Language Spoken in Italy

According to the July Harper’s Index, Italian was spoken by only 2.5% of the people living in Italy at the time of that country’s unification (1861). What language(s) did the rest speak?

It may be more correct to say that before Italian unification, there was great variance in the Italian language. Perhaps the language that we call “Italian” in its current form was only spoken by 2.5% of the people, but Genovese and Neopolitan and Venetian and Sicilian were, even by 1861, mutually intelligible. So, for that matter, are many Italian dialects with many Spanish dialects. That is not to say that someone from Genoa and someone from Naples could perfectly understand each other, but with patience they could both speak their native dialect and understand the other. For a modern equivalent think of someone from the Scottish Higlands conversing with someone from Mississippi. They are both speaking English, but it takes great difficulty for them to understand each other. It is, however, not impossible.


Jason R Remy

“And it could be safely said that at that moment, in the whole of India, no one, absolutely no one, was f^(king a goat.”
– John Irving A Son of the Circus (1994)

I’m from Texas, and on my vacation to Scotland, I found the Scots much more easily understandable than the people from Boston or upstate New York who were on our tour bus.

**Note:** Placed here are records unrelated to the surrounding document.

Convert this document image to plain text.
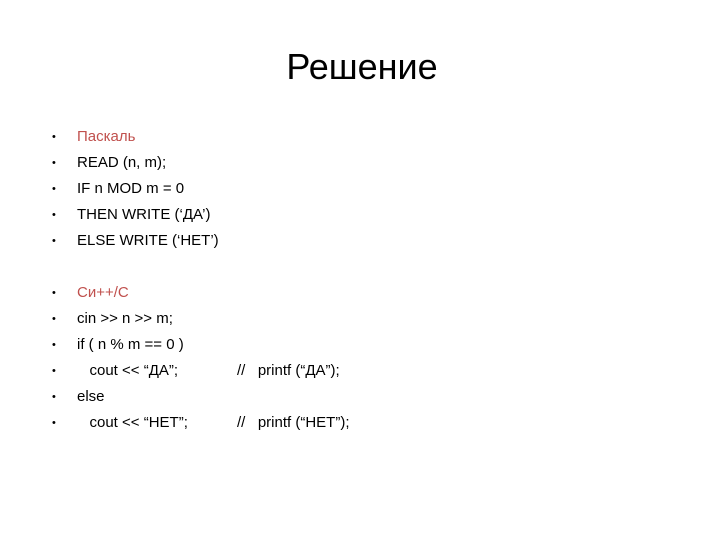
Решение

•

Паскаль

•

READ (n, m);

•

IF n MOD m = 0

•

THEN WRITE (‘ДА’)

•

ELSE WRITE (‘НЕТ’)

•

Си++/С

•

cin >> n >> m;

•

if ( n % m == 0 )

•

cout << “ДА”;

	//   printf (“ДА”);

•

else

•

cout << “НЕТ”;

	//   printf (“НЕТ”);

I saw on some “inside the movies” show somewhere that the Deep South plantation-owner accent is surprisingly close to an English accent but with very slight vowel changes. They had an Englishman speaking just like a rich white Georgian, and explained with spoken examples how they had him change his accent. They went on to say that the more country accents were derived more from the Scottish and Irish accents, since those emigrants were more likely to have ended up in the backwoods or something like that.

At any rate, it was very surprising to me to hear Scots say things the same way as people back home, even though the Scots had very thick accents.

Perhaps 2.5% spoke Italian and the other 97.5% were listening?


It only hurts when I laugh.

Here’s a list of all the main languages spoken in Italy, excluding Standard Italian, and including the Islands of Sardinia, Corsica, and Sicily:

ALBANIAN, ARBËRESHË
BAVARIAN
CATALAN-VALENCIAN-BALEAR
CIMBRIAN
CORSICAN
EMILIANO-ROMAGNOLO
FRANCO-PROVENÇAL
FRENCH
FRIULIAN
GERMAN, STANDARD
GREEK
ITALIAN SIGN LANGUAGE
JUDEO-ITALIAN
LADIN
LIGURIAN
LOMBARD
MÓCHENO
NEAPOLITAN-CALABRESE
PIEMONTESE
PROVENÇAL
ROMANI, BALKAN
ROMANI, SINTE
ROMANI, VLACH
SARDINIAN, CAMPIDANESE
SARDINIAN, GALLURESE
SARDINIAN, LOGUDORESE
SARDINIAN, SASSARESE
SERBO-CROATIAN
SICILIAN
SLOVENIAN
VENETIAN
WALSER

As you can see, there are many more languages in Italy than Standard Italian (Which would probably be the dialect spoken in Rome).

Actually, I fancy the standard dialect may be that of Florence. It is definitely so with the literary language, due to the enormous influence of Dante.

For what it’s worth, as a semipro opera singer, I have a fairish understanding of standard Italian, but the Sicilian dialect spoken in most of the pizza parlors in my area of New Jersey might as well be Chinese.


John W. Kennedy
“Compact is becoming contract; man only earns and pays.”
– Charles Williams

As far as I know, Italian minority languages (e.g. Sicilian, Piedmontese, Neapolitan) and Spanish and Catalan dialects are not mutually comphrensible, though a Spanish-speaker can make himself understood partially in Italy and vice versa, especially with the help of gestures, a pen and paper, and a sympathetic listener. It is true that Spanish, Catalan, and Italian are a lot more similar to one another than English is to any other language.

Here’s a strange feeling. If you only speak English, you just assume that all other languages are impenetrable code. After I learned Spanish, though, I found that I could quarter-understand Portuguese and Italian and ten-percent-understand French. I thought this was really weird until I was assured by Spaniards that, no, they were used to it.

Lawrence: It’s still interesting to me how much Italian i can understand, even though i’m still learning Spanish. A lot of words from Italian are close enough to Spanish that i can make them out.Portuguese is a little easier though, but it’s still quite interesting to me.


“Let me show you something
that you’ve never seen before
like a light im gonna shine on you
forever is a word i dont often get to say
but if you say it loud enough i’ll say it too”

That ten percent of French and quarter of Italian mentioned by Lawrence isn’t too surprising, and reading almost any European language works nearly as well, even for monolingual English speakers.

Since French, Spanish and Italian (among others) are all derived from Latin, they’re all pretty similar. The languages of northern Europe mostly have Germanic roots.
And of course English is half Latin, half German, and half everything else.


Bob the Random Expert
“If we don’t have the answer, we’ll make one up.”